# Charasteristic function of integer valued distribution

##### New member
How to prove that if $\varphi$ is the characteristic function of an integer valued distribution, then the probability mass function can be computed as
$p(k) = \frac{1}{2\pi} \cdot \int^{\pi}_{-\pi} e^{-ikt}\varphi(t) dt \;,\forall k \in \mathbb{Z}$

I would be really grateful if you could help me.

#### CaptainBlack

##### Well-known member
How to prove that if $\varphi$ is the characteristic function of an integer valued distribution, then the probability mass function can be computed as
$p(k) = \frac{1}{2\pi} \cdot \int^{\pi}_{-\pi} e^{-ikt}\varphi(t) dt \;,\forall k \in \mathbb{Z}$

I would be really grateful if you could help me.
You need to know that:

$$\displaystyle \int_{-\pi}^{\pi} e^{-ikt}e^{ilt}\; dt=2 \pi$$ if $$k=l$$ and $$0$$ otherwise.

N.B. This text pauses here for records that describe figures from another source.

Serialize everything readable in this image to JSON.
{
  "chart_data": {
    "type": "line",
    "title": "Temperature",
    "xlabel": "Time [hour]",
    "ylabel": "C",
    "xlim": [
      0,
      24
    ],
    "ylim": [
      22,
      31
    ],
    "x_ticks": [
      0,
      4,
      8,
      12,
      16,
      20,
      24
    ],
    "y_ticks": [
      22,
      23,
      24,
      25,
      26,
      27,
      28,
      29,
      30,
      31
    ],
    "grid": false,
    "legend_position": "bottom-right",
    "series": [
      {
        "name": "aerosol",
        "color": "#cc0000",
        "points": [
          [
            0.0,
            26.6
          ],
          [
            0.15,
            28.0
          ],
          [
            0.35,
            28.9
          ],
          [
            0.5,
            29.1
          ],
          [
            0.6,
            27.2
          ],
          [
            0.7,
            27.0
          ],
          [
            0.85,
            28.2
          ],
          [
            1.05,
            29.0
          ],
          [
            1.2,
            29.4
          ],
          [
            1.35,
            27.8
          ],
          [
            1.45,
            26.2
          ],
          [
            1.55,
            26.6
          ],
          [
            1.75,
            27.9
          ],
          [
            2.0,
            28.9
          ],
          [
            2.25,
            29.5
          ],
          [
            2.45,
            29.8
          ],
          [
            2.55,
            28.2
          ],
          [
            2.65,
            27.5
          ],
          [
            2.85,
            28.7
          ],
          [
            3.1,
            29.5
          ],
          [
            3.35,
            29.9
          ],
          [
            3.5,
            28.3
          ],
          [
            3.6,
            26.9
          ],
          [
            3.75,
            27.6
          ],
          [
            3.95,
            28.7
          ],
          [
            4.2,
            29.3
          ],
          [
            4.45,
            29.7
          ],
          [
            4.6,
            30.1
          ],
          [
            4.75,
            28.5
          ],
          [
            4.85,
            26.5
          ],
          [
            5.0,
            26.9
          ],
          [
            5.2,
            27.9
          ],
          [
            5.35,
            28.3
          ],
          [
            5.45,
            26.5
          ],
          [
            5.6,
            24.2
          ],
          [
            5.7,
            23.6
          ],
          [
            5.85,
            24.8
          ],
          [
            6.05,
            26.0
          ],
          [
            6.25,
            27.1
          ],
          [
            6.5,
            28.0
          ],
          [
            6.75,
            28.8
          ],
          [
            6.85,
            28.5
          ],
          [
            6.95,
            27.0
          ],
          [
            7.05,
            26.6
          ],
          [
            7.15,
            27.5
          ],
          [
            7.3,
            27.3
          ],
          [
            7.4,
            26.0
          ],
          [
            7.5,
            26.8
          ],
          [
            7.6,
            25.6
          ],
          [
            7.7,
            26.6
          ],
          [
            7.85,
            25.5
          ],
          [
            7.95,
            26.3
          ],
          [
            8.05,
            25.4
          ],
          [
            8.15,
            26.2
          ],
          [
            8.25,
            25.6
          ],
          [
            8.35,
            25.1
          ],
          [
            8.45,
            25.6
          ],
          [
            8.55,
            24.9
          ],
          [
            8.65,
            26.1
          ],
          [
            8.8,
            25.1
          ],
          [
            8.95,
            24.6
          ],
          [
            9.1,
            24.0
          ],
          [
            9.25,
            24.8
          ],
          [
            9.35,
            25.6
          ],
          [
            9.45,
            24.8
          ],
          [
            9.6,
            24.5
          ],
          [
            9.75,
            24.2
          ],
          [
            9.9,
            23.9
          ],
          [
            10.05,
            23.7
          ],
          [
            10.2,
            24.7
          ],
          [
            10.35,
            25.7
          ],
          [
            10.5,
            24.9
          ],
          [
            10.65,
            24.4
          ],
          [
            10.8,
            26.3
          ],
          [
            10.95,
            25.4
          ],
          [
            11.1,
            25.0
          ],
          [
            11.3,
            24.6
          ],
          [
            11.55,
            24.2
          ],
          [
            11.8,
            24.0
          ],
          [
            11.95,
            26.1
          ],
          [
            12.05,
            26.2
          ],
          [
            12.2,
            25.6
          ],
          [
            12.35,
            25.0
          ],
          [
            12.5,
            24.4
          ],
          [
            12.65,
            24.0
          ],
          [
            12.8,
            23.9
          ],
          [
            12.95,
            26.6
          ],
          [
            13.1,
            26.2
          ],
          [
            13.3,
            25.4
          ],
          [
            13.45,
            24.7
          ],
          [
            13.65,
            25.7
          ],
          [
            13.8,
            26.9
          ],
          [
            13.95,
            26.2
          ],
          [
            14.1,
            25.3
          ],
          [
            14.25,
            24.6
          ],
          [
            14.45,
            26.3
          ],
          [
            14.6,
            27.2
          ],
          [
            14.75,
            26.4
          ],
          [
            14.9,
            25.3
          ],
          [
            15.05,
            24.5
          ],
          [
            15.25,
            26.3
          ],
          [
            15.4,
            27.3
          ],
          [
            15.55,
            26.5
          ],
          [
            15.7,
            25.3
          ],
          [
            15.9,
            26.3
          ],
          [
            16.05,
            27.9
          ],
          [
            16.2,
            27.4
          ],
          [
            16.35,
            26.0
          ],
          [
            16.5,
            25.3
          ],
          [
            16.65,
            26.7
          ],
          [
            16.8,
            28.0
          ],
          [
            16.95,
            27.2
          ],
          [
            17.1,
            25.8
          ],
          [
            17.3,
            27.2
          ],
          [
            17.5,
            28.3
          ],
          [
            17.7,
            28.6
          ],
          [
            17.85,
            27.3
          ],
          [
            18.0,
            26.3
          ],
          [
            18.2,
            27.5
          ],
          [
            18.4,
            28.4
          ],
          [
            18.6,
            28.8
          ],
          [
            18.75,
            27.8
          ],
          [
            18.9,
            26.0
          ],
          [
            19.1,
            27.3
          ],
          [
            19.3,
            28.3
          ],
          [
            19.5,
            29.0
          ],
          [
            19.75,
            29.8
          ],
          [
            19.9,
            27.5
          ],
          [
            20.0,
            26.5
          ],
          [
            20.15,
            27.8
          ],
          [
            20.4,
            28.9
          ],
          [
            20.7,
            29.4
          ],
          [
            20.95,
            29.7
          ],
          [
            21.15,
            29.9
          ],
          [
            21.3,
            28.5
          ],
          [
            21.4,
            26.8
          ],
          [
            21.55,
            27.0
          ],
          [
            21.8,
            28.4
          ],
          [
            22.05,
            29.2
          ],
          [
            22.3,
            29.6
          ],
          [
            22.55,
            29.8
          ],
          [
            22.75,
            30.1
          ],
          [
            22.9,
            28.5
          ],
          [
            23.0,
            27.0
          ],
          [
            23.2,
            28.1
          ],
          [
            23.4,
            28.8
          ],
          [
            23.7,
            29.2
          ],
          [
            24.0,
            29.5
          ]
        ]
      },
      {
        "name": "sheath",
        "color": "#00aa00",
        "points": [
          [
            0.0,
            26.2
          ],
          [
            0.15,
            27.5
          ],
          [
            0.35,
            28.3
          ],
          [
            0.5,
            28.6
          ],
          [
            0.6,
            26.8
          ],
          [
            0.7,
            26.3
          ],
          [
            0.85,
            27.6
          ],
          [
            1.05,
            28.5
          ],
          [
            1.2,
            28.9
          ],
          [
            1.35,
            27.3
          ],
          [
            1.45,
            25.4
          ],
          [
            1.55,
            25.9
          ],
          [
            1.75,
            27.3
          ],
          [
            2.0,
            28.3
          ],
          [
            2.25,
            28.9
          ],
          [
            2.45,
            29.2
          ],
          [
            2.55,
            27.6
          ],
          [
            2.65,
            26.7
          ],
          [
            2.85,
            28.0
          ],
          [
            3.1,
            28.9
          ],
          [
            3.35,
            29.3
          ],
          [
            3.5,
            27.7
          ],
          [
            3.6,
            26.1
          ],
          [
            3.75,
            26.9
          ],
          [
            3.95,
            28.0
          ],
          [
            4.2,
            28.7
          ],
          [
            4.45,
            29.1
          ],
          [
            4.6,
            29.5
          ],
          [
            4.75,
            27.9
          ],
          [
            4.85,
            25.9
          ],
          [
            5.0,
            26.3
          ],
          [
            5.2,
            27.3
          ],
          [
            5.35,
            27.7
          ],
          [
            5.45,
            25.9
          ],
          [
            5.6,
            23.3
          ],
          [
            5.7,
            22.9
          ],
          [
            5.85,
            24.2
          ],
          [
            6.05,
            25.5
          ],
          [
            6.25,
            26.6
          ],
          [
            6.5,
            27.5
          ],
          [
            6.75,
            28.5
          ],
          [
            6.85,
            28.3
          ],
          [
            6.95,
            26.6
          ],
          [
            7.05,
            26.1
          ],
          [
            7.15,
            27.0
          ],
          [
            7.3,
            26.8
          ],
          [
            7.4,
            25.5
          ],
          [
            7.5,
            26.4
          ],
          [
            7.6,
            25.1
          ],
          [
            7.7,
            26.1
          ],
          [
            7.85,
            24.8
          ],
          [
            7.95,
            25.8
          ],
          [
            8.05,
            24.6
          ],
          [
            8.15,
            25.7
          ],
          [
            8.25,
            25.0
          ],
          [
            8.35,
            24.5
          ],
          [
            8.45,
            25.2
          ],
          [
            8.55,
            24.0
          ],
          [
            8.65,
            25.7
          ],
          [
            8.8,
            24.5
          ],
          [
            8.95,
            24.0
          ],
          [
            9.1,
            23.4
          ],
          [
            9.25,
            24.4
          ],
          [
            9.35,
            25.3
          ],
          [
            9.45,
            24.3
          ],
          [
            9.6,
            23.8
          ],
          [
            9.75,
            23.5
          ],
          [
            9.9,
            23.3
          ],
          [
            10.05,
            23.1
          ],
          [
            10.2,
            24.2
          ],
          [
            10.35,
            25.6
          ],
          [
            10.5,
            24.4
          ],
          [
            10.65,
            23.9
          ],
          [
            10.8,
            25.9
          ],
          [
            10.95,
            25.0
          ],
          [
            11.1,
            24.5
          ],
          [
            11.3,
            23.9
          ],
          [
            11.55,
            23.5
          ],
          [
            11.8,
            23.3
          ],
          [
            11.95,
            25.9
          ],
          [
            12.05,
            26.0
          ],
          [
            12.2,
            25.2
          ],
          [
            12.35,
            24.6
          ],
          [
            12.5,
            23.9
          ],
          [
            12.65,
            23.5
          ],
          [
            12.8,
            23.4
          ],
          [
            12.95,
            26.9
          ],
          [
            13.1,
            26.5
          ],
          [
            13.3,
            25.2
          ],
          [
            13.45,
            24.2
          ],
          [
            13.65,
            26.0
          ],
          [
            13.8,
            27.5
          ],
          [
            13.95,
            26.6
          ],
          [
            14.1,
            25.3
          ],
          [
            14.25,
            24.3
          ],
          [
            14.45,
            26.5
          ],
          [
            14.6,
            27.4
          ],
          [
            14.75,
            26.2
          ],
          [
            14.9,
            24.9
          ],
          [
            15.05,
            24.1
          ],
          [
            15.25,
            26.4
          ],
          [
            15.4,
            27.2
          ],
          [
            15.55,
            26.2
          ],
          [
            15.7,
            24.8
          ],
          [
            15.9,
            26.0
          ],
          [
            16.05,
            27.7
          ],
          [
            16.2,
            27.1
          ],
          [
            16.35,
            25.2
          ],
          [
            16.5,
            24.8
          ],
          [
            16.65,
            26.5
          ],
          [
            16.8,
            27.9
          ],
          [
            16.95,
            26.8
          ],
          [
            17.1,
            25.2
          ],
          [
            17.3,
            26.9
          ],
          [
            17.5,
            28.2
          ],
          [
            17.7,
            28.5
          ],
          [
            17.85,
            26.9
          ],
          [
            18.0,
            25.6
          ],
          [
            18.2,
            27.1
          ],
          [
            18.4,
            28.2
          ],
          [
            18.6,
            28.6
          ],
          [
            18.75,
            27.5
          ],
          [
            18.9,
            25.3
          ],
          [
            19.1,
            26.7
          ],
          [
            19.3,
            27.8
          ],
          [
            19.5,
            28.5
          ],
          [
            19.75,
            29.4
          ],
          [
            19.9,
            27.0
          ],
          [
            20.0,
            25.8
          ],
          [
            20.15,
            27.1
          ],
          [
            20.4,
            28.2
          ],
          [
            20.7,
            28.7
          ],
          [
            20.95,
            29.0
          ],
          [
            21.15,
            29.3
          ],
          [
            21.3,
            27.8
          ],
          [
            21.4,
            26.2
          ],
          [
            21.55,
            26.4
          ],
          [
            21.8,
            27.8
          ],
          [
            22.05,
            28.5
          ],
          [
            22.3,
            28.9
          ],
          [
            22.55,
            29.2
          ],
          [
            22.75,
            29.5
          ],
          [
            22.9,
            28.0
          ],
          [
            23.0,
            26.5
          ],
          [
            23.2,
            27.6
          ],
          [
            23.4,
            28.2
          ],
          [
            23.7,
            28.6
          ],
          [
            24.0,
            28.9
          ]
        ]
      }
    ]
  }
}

Then you just change the order of integration and summation in $$\int_{-pi}^{\pi} e^{-kt}\phi(t)\; dt$$ to get the required result.

CB

$$\displaystyle \int_{-\pi}^{\pi} e^{-ikt}e^{ilt}\; dt=2 \pi$$ if $$k=l$$ and $$0$$ otherwise.
Then you just change the order of integration and summation in $$\int_{-pi}^{\pi} e^{-kt}\phi(t)\; dt$$ to get the required result.